A copy of the report was shown to members of the National Association of GP Co-ops a year ago, according to Dr Egan.

“But it looks like it is being put in the bottom drawer,” Dr Egan commented.

The unpublished report proposes a funding model change from special-type consultation (STC) payments to grant funding. Such a move would be resisted by GPs, however.

It is also understood the report proposed a single, national contact phone number for services; patient call centre amalgamation; integration with the ambulance service; improved technological support; and a more standardised and consistent approach to clinical governance in co-ops.

In a statement to MI, the HSE said that, in 2018, priority was given to proceed with the new GP agreement, which was concluded last year by the Department of Health, the HSE and IMO. In the context of competing priorities and available funding for investment in general practice, as part of the agreement it was decided that the draft OOH review would be considered as part of the fundamental review of the contractual framework for GP services, which will be carried out during the lifetime of the current agreement with due regard to Government policy and Sláintecare.
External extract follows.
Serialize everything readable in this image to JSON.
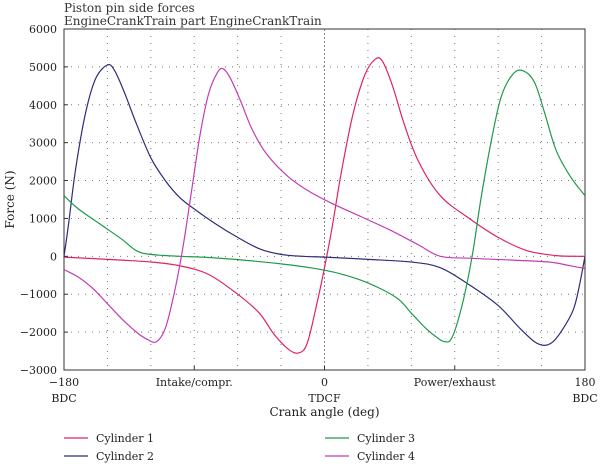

“The draft out-of-hours review, inter alia, will inform the State’s overall strategic approach to this process,” according to the statement.

“At this point in time, the out-of-hours review remains in draft format and will be not be finalised in advance of the completion of the preparatory work for scoping arrangements for the fundamental review of the contractual framework for GP services, which will be undertaken in 2020.”